Pourquoi les ressemblances humaines de la « Uncanny Valley » nous mettent à cran

Lorsque Pixar a projeté un court-métrage d’animation par ordinateur appelé « Tin Toy » en 1988, le public test a détesté la vue du bébé pseudo-réaliste nommé « Billy » qui terrorisait les jouets. Une réaction aussi forte a persuadé Pixar d’éviter de réaliser des personnages humains d’un réalisme étrange – elle a depuis concentré ses efforts sur des films mettant en scène des jouets vivants, des robots curieux et des voitures parlantes pour remporter les Oscars et le cœur des cinéphiles.

Aujourd’hui, le phénomène de la « vallée étrange » reste presque aussi mystérieux que lorsque le roboticien japonais Masahiro Mori a inventé le terme en 1970. Mais les scientifiques ont commencé à s’aventurer plus profondément dans la vallée métaphorique pour mieux comprendre pourquoi les robots ou les personnages virtuels présentant certaines caractéristiques humaines peuvent déclencher un tel malaise mental. Cette compréhension pourrait s’avérer cruciale lorsque des robots ou des compagnons virtuels de type humain entreront dans les foyers et les entreprises dans les années à venir.

« Nous ne comprenons toujours pas pourquoi cela se produit ou si l’on peut s’y habituer, et les gens ne sont pas nécessairement d’accord sur son existence », a déclaré Ayse Saygin, spécialiste des sciences cognitives à l’Université de Californie à San Diego. « C’est l’un de ces cas où nous sommes au tout début de sa compréhension. »

La métaphore de l’uncanny valley suggère qu’une apparence ou un comportement humain peut rendre une figure artificielle plus familière pour les spectateurs – mais seulement jusqu’à un certain point. Le sentiment de familiarité du spectateur chute brusquement dans la vallée de l’inquiétude une fois que la figure artificielle essaie mais ne parvient pas à imiter un humain réaliste.

« Si vous avez l’air humain mais que votre mouvement est saccadé ou que vous ne pouvez pas établir un contact visuel correct, ce sont ces choses qui les rendent inquiétantes », a déclaré Saygin à InnovationNewsDaily. « Je pense que la clé est que lorsque vous rendez les apparences humaines, vous suscitez des attentes pour le cerveau. Lorsque ces attentes ne sont pas satisfaites, alors vous avez le problème dans le cerveau. »

Tout trop humain
Saygin et ses collègues chercheurs ne pensent pas que le phénomène suit exactement la métaphore de la vallée. Au lieu de cela, ils suggèrent que la sensation de vallée inquiétante survient lorsqu’une figure artificielle a l’air ou se comporte de manière suffisamment réelle pour déclencher un basculement mental – le cerveau du spectateur commence soudainement à considérer la figure comme un humain possible. La figure artificielle échoue presque inévitablement à une telle inspection minutieuse.

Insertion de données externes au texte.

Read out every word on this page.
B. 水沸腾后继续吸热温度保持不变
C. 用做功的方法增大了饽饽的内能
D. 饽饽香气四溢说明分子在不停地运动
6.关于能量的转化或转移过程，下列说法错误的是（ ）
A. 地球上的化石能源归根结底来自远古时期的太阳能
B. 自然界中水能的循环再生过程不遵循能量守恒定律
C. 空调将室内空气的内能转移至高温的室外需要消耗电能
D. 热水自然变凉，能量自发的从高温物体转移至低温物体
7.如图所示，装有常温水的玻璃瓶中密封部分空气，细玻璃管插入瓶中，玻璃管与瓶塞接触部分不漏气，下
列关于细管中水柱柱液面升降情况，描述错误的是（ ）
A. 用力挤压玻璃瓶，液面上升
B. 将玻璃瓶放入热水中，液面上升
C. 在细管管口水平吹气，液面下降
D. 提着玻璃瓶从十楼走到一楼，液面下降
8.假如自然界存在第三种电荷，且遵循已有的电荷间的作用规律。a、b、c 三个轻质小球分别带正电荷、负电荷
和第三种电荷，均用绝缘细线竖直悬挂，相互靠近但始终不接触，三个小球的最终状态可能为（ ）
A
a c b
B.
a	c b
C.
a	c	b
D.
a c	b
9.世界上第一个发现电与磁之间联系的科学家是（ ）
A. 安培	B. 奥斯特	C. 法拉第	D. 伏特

« Pixar a tiré une leçon de ‘Tin Toy' », a déclaré Thalia Wheatley, psychologue au Dartmouth College. « Nous devons clouer la forme humaine ou ne même pas y aller. »

Le laboratoire de Wheatley a constaté que tout le monde, des étudiants du Dartmouth College à une tribu éloignée du Cambodge, montre une forte sensibilité à ce qui semble humain ou non. Mais de tels résultats ne tenaient que lorsque les chercheurs montraient aux gens des visages humains familiers à leur groupe ethnique.

Lorsqu’on leur montrait une série de visages ressemblant à des poupées et de visages humains réalisés à l’aide d’un logiciel de « morphing », les gens disaient qu’un visage était plus humain que la poupée seulement s’il présentait un mélange d’au moins 65 % d’un visage humain. Les gens pouvaient même juger de l’apparence humaine d’une figure artificielle en ne voyant qu’un seul œil.

« L’histoire de l’évolution nous a accordés pour détecter les distorsions mineures qui indiquent une maladie, des problèmes mentaux ou physiques », a expliqué Wheatley. « S’en prendre à un robot ou à un avatar d’apparence humaine, c’est se heurter à des millions d’années d’histoire de l’évolution. »

Quand cela compte
Le monde d’aujourd’hui s’est débrouillé sans conquérir l’uncanny valley. La plupart des gens n’attendent pas encore (ou ne veulent pas) de robots amoureux, domestiques ou compagnons virtuels parfaitement humains dans leur vie. Mais il existe déjà certains cas où une figure artificielle plus humaine pourrait s’avérer utile.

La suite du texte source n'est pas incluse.